Tuesday, 18 October 2005


The passion of gluttony is the desire for the pleasure that comes from eating.

St Dorotheos distinguishes two types of gluttony: the gluttony that wants to fill the stomach and the gluttony that, while it may not want to fill the stomach, wants to have very tasty food.

The first leads to fat monks; the second, to gourmet monks.

St John of the Ladder remarks that gluttony is something that is with the monk until he dies, since he can never stop eating entirely.

St Silouan the Athonite remarks, according to his disciple, Fr Sophrony (Sakharov), that the measure of eating too much is whether after eating, our memory of God is disturbed. If someone is praying the Jesus Prayer twenty-four hours a day, this is easy to gauge.

St John of the Ladder draws a connection between gluttony and fornication. He remarks that the demon of gluttony hands the monk off to the demon of fornication with a smile when the monk takes a nap after overeating. Here, St John is following Evagrius, who writes on the connection between gluttony and fornication, insisting that you cannot become victim to thoughts of fornication if you have not first become a victim to gluttony.
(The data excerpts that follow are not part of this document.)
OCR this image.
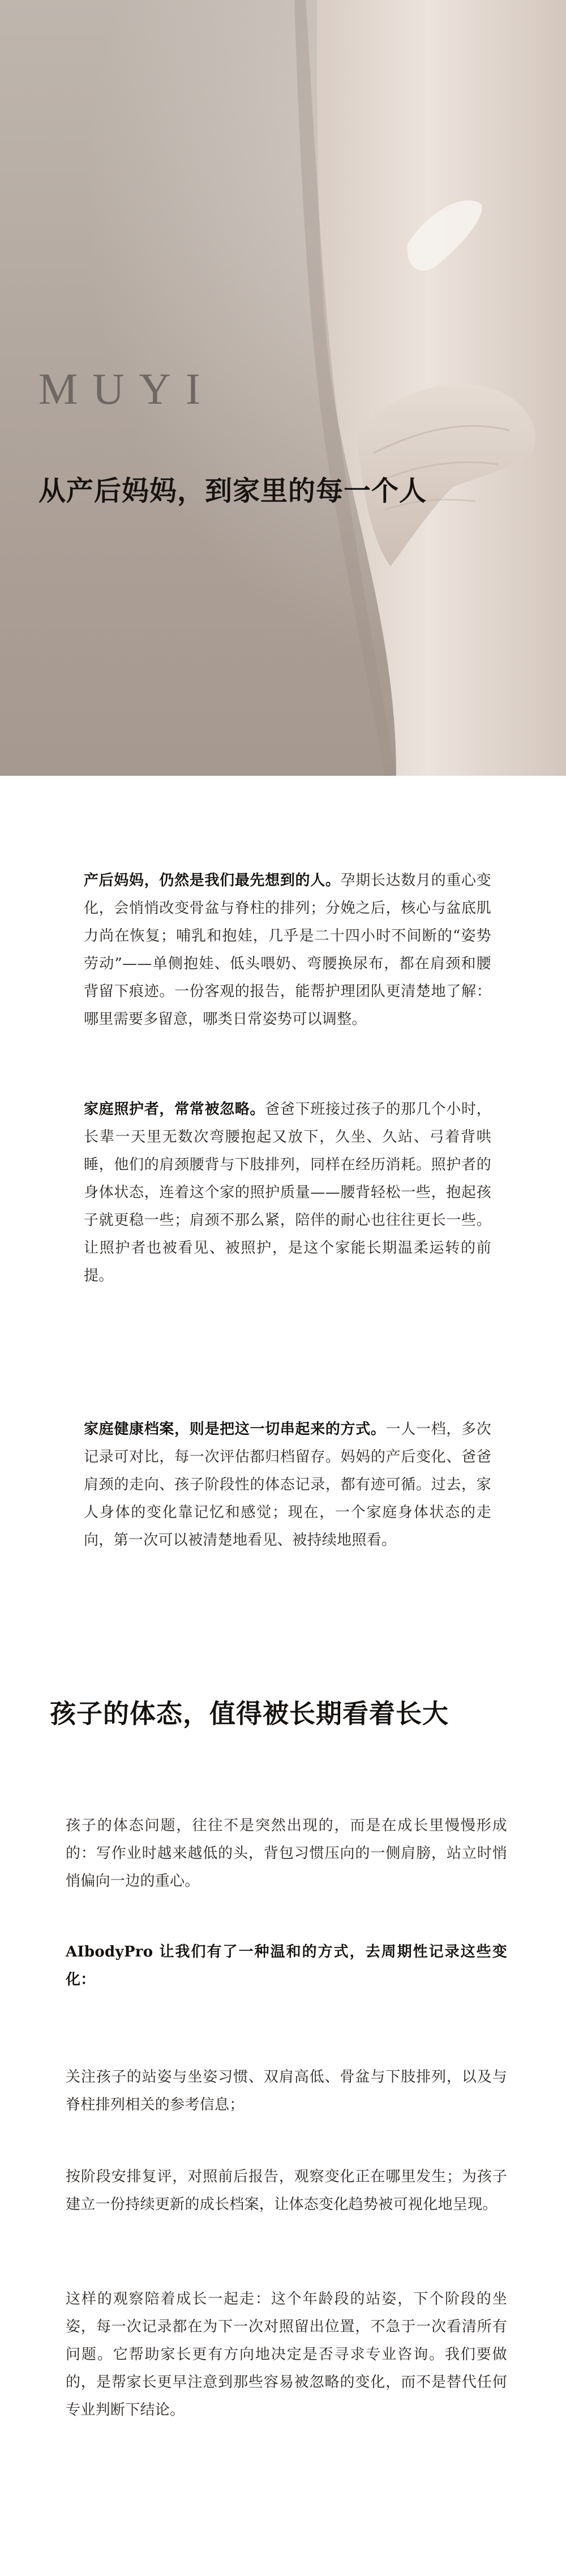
MUYI
从产后妈妈，到家里的每一个人

产后妈妈，仍然是我们最先想到的人。孕期长达数月的重心变化，会悄悄改变骨盆与脊柱的排列；分娩之后，核心与盆底肌力尚在恢复；哺乳和抱娃，几乎是二十四小时不间断的“姿势劳动”——单侧抱娃、低头喂奶、弯腰换尿布，都在肩颈和腰背留下痕迹。一份客观的报告，能帮护理团队更清楚地了解：哪里需要多留意，哪类日常姿势可以调整。

家庭照护者，常常被忽略。爸爸下班接过孩子的那几个小时，长辈一天里无数次弯腰抱起又放下，久坐、久站、弓着背哄睡，他们的肩颈腰背与下肢排列，同样在经历消耗。照护者的身体状态，连着这个家的照护质量——腰背轻松一些，抱起孩子就更稳一些；肩颈不那么紧，陪伴的耐心也往往更长一些。让照护者也被看见、被照护，是这个家能长期温柔运转的前提。

家庭健康档案，则是把这一切串起来的方式。一人一档，多次记录可对比，每一次评估都归档留存。妈妈的产后变化、爸爸肩颈的走向、孩子阶段性的体态记录，都有迹可循。过去，家人身体的变化靠记忆和感觉；现在，一个家庭身体状态的走向，第一次可以被清楚地看见、被持续地照看。

孩子的体态，值得被长期看着长大

孩子的体态问题，往往不是突然出现的，而是在成长里慢慢形成的：写作业时越来越低的头，背包习惯压向的一侧肩膀，站立时悄悄偏向一边的重心。

AIbodyPro 让我们有了一种温和的方式，去周期性记录这些变化：

关注孩子的站姿与坐姿习惯、双肩高低、骨盆与下肢排列，以及与脊柱排列相关的参考信息；

按阶段安排复评，对照前后报告，观察变化正在哪里发生；为孩子建立一份持续更新的成长档案，让体态变化趋势被可视化地呈现。

这样的观察陪着成长一起走：这个年龄段的站姿，下个阶段的坐姿，每一次记录都在为下一次对照留出位置，不急于一次看清所有问题。它帮助家长更有方向地决定是否寻求专业咨询。我们要做的，是帮家长更早注意到那些容易被忽略的变化，而不是替代任何专业判断下结论。
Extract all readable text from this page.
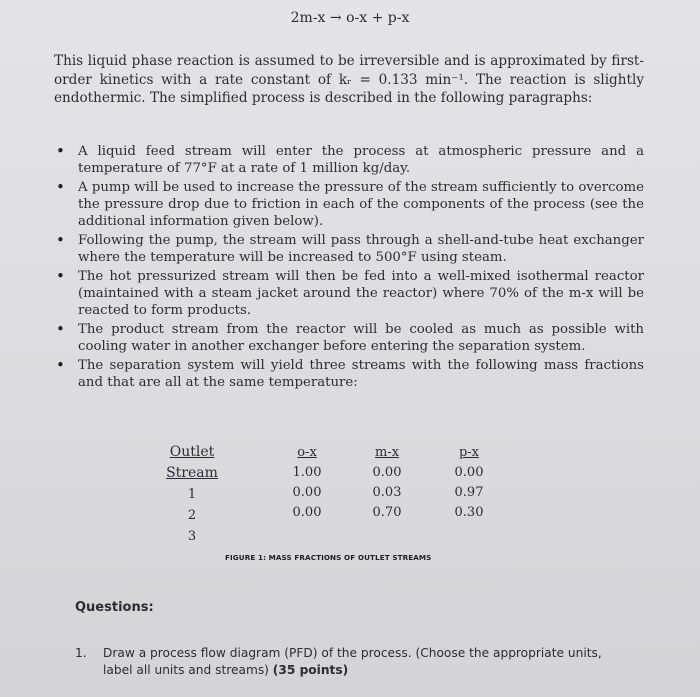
2m-x → o-x + p-x

This liquid phase reaction is assumed to be irreversible and is approximated by first-order kinetics with a rate constant of kᵣ = 0.133 min⁻¹. The reaction is slightly endothermic. The simplified process is described in the following paragraphs:

• A liquid feed stream will enter the process at atmospheric pressure and a temperature of 77°F at a rate of 1 million kg/day.
• A pump will be used to increase the pressure of the stream sufficiently to overcome the pressure drop due to friction in each of the components of the process (see the additional information given below).
• Following the pump, the stream will pass through a shell-and-tube heat exchanger where the temperature will be increased to 500°F using steam.
• The hot pressurized stream will then be fed into a well-mixed isothermal reactor (maintained with a steam jacket around the reactor) where 70% of the m-x will be reacted to form products.
• The product stream from the reactor will be cooled as much as possible with cooling water in another exchanger before entering the separation system.
• The separation system will yield three streams with the following mass fractions and that are all at the same temperature:
Outlet Stream
1
2
3
o-x
1.00
0.00
0.00
m-x
0.00
0.03
0.70
p-x
0.00
0.97
0.30
FIGURE 1: MASS FRACTIONS OF OUTLET STREAMS
Questions:
1.	Draw a process flow diagram (PFD) of the process. (Choose the appropriate units, label all units and streams) (35 points)
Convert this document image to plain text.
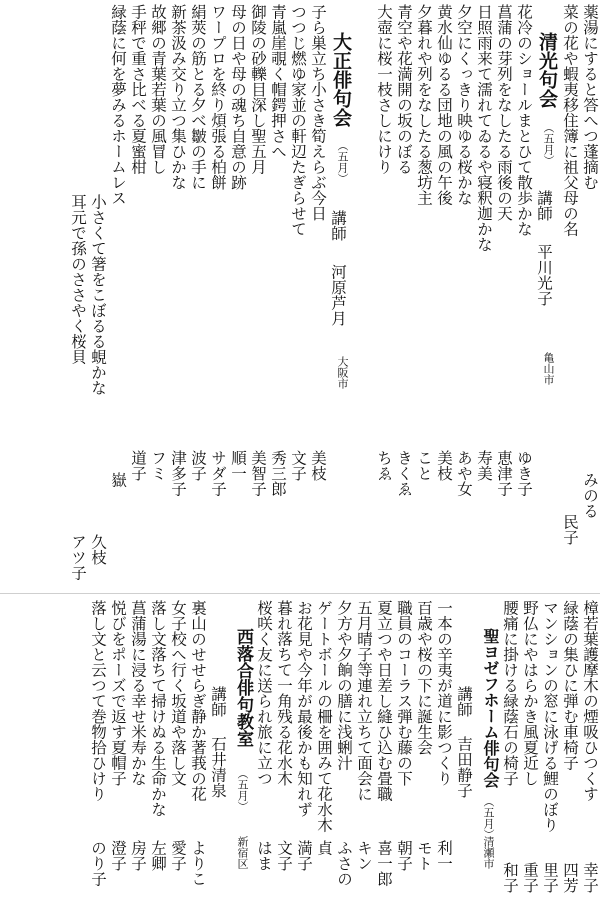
薬湯にすると答へつ蓬摘む
みのる
菜の花や蝦夷移住簿に祖父母の名
民子
清光句会
（五月）
講師
平川光子
亀山市
花冷のショールまとひて散歩かな
ゆき子
菖蒲の芽列をなしたる雨後の天
恵津子
日照雨来て濡れてゐるや寝釈迦かな
寿美
夕空にくっきり映ゆる桜かな
あや女
黄水仙ゆるる団地の風の午後
美枝
夕暮れや列をなしたる葱坊主
こと
青空や花満開の坂のぼる
きくゑ
大壺に桜一枝さしにけり
ちゑ
大正俳句会
（五月）
講師
河原芦月
大阪市
子ら巣立ち小さき筍えらぶ今日
美枝
つつじ燃ゆ家並の軒辺たぎらせて
文子
青嵐崖覗く帽鍔押さへ
秀三郎
御陵の砂轢目深し聖五月
美智子
母の日や母の魂ち自意の跡
順一
ワープロを終り煩張る柏餅
サダ子
絹莢の筋とる夕べ皺の手に
波子
新茶汲み交り立つ集ひかな
津多子
故郷の青葉若葉の風冒し
フミ
手秤で重さ比べる夏蜜柑
道子
緑蔭に何を夢みるホームレス
嶽
小さくて箸をこぼるる蜆かな
久枝
耳元で孫のささやく桜貝
アツ子
樟若葉護摩木の煙吸ひつくす
幸子
緑蔭の集ひに弾む車椅子
四芳
マンションの窓に泳げる鯉のぼり
里子
野仏にやはらかき風夏近し
重子
腰痛に掛ける緑蔭石の椅子
和子
聖ヨゼフホーム俳句会
（五月）
清瀬市
講師
吉田静子
一本の辛夷が道に影つくり
利一
百歳や桜の下に誕生会
モト
職員のコーラス弾む藤の下
朝子
夏立つや日差し縫ひ込む畳職
喜一郎
五月晴子等連れ立ちて面会に
キン
夕方や夕餉の膳に浅蜊汁
ふさの
ゲートボールの柵を囲みて花水木
貞
お花見や今年が最後かも知れず
満子
暮れ落ちて一角残る花水木
文子
桜咲く友に送られ旅に立つ
はま
西落合俳句教室
（五月）
新宿区
講師
石井清泉
裏山のせせらぎ静か著莪の花
よりこ
女子校へ行く坂道や落し文
愛子
落し文落ちて掃けぬる生命かな
左卿
菖蒲湯に浸る幸せ米寿かな
房子
悦びをポーズで返す夏帽子
澄子
落し文と云つて巻物拾ひけり
のり子
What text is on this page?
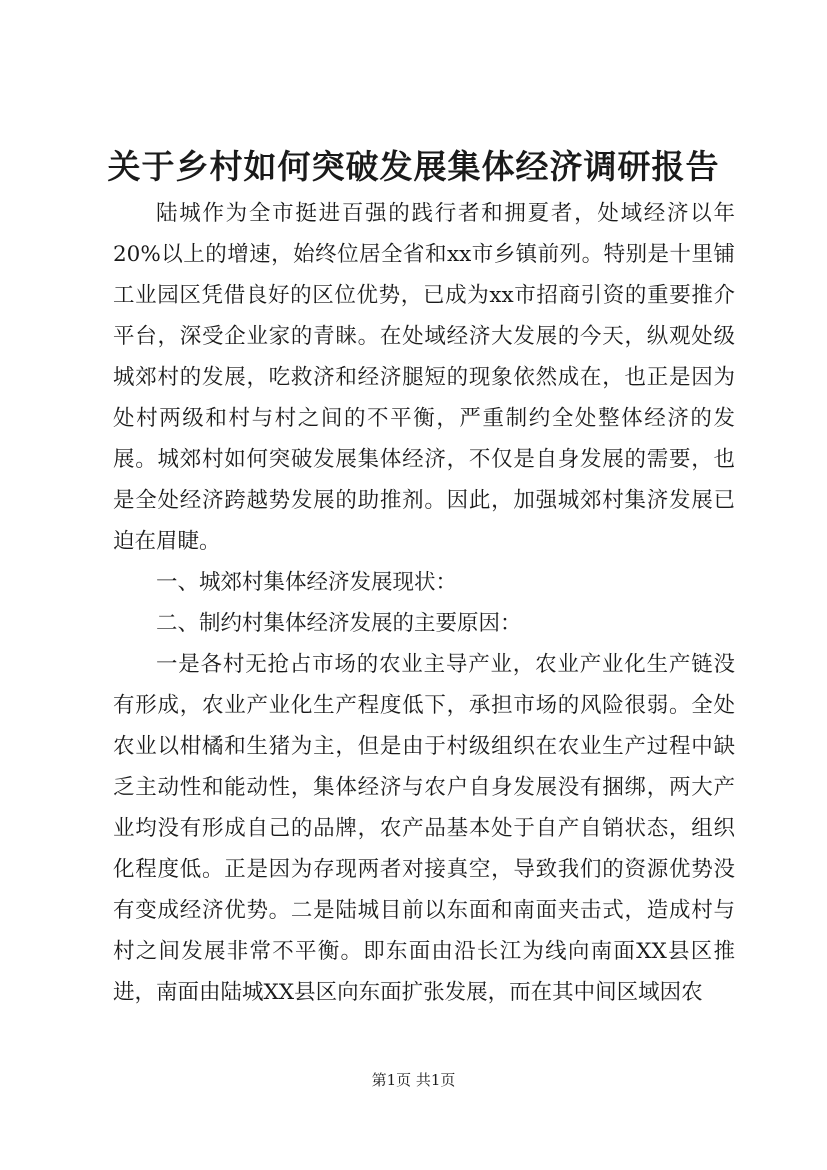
关于乡村如何突破发展集体经济调研报告

陆城作为全市挺进百强的践行者和拥夏者，处域经济以年20%以上的增速，始终位居全省和xx市乡镇前列。特别是十里铺工业园区凭借良好的区位优势，已成为xx市招商引资的重要推介平台，深受企业家的青睐。在处域经济大发展的今天，纵观处级城郊村的发展，吃救济和经济腿短的现象依然成在，也正是因为处村两级和村与村之间的不平衡，严重制约全处整体经济的发展。城郊村如何突破发展集体经济，不仅是自身发展的需要，也是全处经济跨越势发展的助推剂。因此，加强城郊村集济发展已迫在眉睫。

一、城郊村集体经济发展现状：

二、制约村集体经济发展的主要原因：

一是各村无抢占市场的农业主导产业，农业产业化生产链没有形成，农业产业化生产程度低下，承担市场的风险很弱。全处农业以柑橘和生猪为主，但是由于村级组织在农业生产过程中缺乏主动性和能动性，集体经济与农户自身发展没有捆绑，两大产业均没有形成自己的品牌，农产品基本处于自产自销状态，组织化程度低。正是因为存现两者对接真空，导致我们的资源优势没有变成经济优势。二是陆城目前以东面和南面夹击式，造成村与村之间发展非常不平衡。即东面由沿长江为线向南面XX县区推进，南面由陆城XX县区向东面扩张发展，而在其中间区域因农

第1页 共1页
Although the early fathers emphasize the connection between gluttony and fornication, later writers also emphasize that overeating clouds the mind, that fasting assists the mind to engage both in mental prayer (the Jesus Prayer prayed silently) and in mental ascesis (the purification of the soul through repelling tempting thoughts).

However, St Maximos the Confessor, and those following him, teach us that we must subordinate our bodily ascesis to our mental ascesis, concentrating on mental ascesis. An excessive bodily ascesis is quite dangerous. Here we must have sound guidance and not follow our own will.